The NTSB is the United States’ investigative agency, charged with the investigation of multiple modes of transportation; aviation being one of the modes.
The fact-finding mission was designed to, not only give Bahamian aviation investigators an opportunity to meet and get-to-know their counterparts, but to also establish protocols and discuss matters of mutual concerns as they relate to aviation accident investigations.
With the requirement by the International Civil Aviation Organisation (ICAO) for the separation of the Aviation Accident Investigation Unit from the Flight Standards Inspectorate (Regulatory Unit), where it is currently located, the meeting was also designed to gather information and ideas on how to establish the independence of this investigation unit, separate and apart from the Regulatory Unit of the Civil Aviation Department.
Air Safety Investigators Delvin Major, Philip Romer, Eulys Smith and Deidree Williams from the Bahamas Civil Aviation Department met with Mr. Steven Gottlieb, Regional Chief of the NTSB Eastern Region, as well as Mr. Jeffrey Kennedy, Deputy Chief and Mr. Timothy Monville, Senior Air Safety Investigator of the NTSB Eastern Region.
The meeting was fruitful and insightful, and a good rapport was established among investigators.
The AAIPU has much work to do and the Bahamian Investigators are now more aware of what has to be done in order to bring the AAIPU up to internationally accepted standards as required by the international community.
An avenue of communication and assistance has been opened by the NTSB, committing to assist the AAIPU with information, as required, to help the accident unit to establish its independence.

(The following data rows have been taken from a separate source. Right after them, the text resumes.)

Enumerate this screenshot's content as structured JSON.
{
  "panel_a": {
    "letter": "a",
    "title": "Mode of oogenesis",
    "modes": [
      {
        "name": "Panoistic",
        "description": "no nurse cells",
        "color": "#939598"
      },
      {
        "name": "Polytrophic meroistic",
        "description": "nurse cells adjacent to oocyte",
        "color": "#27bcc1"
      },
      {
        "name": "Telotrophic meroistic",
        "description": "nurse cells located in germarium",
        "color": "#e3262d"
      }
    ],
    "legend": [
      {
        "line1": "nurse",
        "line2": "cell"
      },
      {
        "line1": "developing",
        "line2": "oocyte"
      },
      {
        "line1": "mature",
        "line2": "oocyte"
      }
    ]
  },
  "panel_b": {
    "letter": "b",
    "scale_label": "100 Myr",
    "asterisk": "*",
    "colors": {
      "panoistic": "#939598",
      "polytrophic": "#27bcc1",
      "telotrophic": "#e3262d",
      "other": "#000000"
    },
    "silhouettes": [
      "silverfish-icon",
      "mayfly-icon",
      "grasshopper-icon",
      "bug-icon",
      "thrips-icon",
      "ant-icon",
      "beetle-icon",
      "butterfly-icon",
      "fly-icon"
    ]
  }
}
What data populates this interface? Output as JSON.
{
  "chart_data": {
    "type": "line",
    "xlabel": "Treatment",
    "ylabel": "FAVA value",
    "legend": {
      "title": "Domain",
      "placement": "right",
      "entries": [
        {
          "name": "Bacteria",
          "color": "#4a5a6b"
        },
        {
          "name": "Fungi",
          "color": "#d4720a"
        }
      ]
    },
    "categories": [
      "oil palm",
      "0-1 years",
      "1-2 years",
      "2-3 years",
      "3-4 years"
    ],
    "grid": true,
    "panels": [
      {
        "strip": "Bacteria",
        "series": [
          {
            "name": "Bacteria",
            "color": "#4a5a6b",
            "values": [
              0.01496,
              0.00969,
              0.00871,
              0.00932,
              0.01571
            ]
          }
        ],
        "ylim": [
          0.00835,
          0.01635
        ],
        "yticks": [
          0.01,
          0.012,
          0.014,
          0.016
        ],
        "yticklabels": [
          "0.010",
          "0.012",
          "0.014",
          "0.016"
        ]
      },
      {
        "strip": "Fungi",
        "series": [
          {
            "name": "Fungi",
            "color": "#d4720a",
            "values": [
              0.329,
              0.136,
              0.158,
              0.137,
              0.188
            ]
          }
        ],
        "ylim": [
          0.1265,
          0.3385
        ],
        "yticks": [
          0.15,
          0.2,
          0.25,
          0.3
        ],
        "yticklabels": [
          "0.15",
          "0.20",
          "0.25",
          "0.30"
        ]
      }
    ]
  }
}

The AAIPU has received, and is currently evaluating, documents in use by ICAO, the NTSB and the AAIPU for compatibility in an effort to streamline documents as well as the accident investigation process.
Overall, the fact-finding mission was a great success.
The regulatory processes, procedures and policies that are currently in place provide a framework for the AAIPU to conduct investigations effectively.
However, the major concern, Legislation, remains, which is required to govern the independence of the investigation unit.
The accident investigators plan to closely work with both the Minister and the Director of Civil Aviation to ensure that Legislation and subsequent regulations are established and effective for an independent investigative unit of this size.